Liputan6.com, Yogyakarta - Badai La Nina yang merupakan rangkaian El-Nino Southern Oscilation (ENSO) tidak hanya mengancam ketahanan pangan nasional, tetapi juga kelestarian biodiversitas Indonesia. Dampak cuaca ekstrem ENSO terhadap keanekaragaman hayati tidak dapat dirasakan langsung, tapi perlahan dan pasti.
"Kehilangan biodiversitas dalam jangka panjang justru akan menimbulkan kerusakan tatanan ekosistem yang lebih berat dan menimbulkan kerugian sistemik," ujar Dekan Fakultas Biologi Universitas Gadjah Mada (UGM), Budi Setiadi Daryono, pada Kamis, 16 Maret 2017.
Dia menjelaskan, La Nina membawa curah hujan lebih tinggi disertai kenaikan suhu dan kelembaban signfikan yang relatif memberikan ancaman terhadap eksosistem serta dapat menimbulkan seleksi alam.
La Nina akan menciptakan bottleneck effect terhadap spesies yang memiliki toleransi rendah alias rentan terhadap kenaikan suhu akibat tingginya curah hujan dan kelembaban.
Advertisement
Budi mengatakan salah satu hewan yang rentan terhadap kondisi itu adalah penyu hijau. Penentuan jenis kelamin telur penyu hijau (Chelonia mydas L.) dipengaruhi kondisi suhu di sekitar saat pengeramannya.
Misalnya, pada suhu lebih dari 29°C, maka anak penyu biasanya berkelamin betina.
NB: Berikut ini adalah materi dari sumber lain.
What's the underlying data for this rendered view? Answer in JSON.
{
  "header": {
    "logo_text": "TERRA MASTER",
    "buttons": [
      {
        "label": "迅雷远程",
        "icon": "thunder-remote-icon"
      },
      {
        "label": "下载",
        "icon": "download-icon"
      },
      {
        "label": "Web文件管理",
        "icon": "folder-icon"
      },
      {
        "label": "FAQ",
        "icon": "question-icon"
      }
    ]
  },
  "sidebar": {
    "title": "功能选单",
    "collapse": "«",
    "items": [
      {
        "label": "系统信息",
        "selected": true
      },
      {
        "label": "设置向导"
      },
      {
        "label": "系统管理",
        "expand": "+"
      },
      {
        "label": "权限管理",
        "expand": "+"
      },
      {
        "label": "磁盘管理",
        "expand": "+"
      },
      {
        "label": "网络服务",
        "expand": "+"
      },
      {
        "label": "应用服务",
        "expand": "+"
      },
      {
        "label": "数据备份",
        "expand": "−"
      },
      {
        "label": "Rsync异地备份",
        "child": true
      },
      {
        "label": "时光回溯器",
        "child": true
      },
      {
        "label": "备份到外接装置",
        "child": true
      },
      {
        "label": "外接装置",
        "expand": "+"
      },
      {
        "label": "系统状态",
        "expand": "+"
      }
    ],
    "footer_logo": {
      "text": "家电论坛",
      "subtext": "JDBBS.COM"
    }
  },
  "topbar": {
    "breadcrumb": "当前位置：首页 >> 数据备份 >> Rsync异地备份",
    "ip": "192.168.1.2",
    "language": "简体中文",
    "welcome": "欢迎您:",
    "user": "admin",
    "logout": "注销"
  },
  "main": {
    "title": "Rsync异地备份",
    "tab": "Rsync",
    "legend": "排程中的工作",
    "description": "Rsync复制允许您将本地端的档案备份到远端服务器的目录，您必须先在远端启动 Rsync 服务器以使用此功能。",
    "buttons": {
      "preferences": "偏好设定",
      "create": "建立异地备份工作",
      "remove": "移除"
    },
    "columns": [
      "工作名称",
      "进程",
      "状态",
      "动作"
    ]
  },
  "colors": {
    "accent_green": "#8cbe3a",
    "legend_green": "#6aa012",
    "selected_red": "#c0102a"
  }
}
Sebaliknya, pada suhu kurang dari 29°C, berkelamin jantan. Pada saat pengeraman, apabila suhu lingkungan lebih dari 33°C maka dapat menimbulkan kematian bagi embrio penyu.
Baca Juga
Di Yogyakarta, anomali cuaca yang memicu kemarau basah ternyata berdampak kepada pendaratan penyu di Pantai Selatan Jawa. Jumlahnya berkurang drastis sejak dua tahun lalu dan hal ini memicu kelangkaan satwa yang dilindungi tersebut.
Data yang dihimpun dari Komunitas Banyu, sebuah perkumpulan yang bergerak di penangkaran dan perlindungan penyu di pantai Selatan DIY, menunjukkan jumlah pendaratan penyu di Pantai Gua Cemara Bantul pada 2014 sebanyak 28 kali yang ditunjukkan dengan ada 28 sarang. Setiap sarang berisi 50-100 butir telur penyu. Pada 2015 hanya terdapat delapan sarang dan tahun ini ada 10 sarang.
"Pendaratan biasanya dilakukan pada musim panas, berkisar Apil sampai Agustus," ujar Yhanu Suryo Asmoro, Koordinator Relawan Banyu kepada Liputan6.com, beberapa waktu lalu.
Perubahan cuaca membuat penyu tidak bisa melakukan pendaratan seperti biasanya. Apabila hal itu terus berlangsung, ada kemungkinan penyu melepaskan telurnya di laut dan itu berarti tidak ada telur yang menetas dan perkembangbiakan gagal.
Waktu yang dibutuhkan untuk menetaskan telur penyu sekitar 45-55 hari. Setelah itu tukik dipelihara paling lama seminggu sebelum dilepasliarkan di laut. Saat dilepasliarkan, mereka sudah tidak bisa dipantau kehidupannya. Biasanya hanya sekitar 1-2 persen dari jumlah tukik yang dilepasliarkan yang berhasil selamat dan melanjutkan hidup. Sisanya, habis dimakan predator.
Ulah Manusia
Budi melanjutkan salah satu penyebab perubahan iklim yang berdampak pada anomali cuaca juga karena ulah manusia. Oleh karena itu, ia meminta pemerintah untuk melakukan penanganan secara serius terhadap fenomena cuaca akibat badai La Nina ini. Sebab, bukan cuma hewan, dampak perubahan iklim juga mengancam ketahanan pangan secara nasional.
"Jadi pemerintah bersama Kementerian Pertanian, Kementerian Perdagangan, dan Badan Usaha Logistis diharapkan dapat berperan aktif memprediksi, menyusun, dan mengeksekusi langkah-langkah mitigasi yang strategis dan tepat meliputi proses penyediaan pangan dari hulu hingga hilir," ucapnya.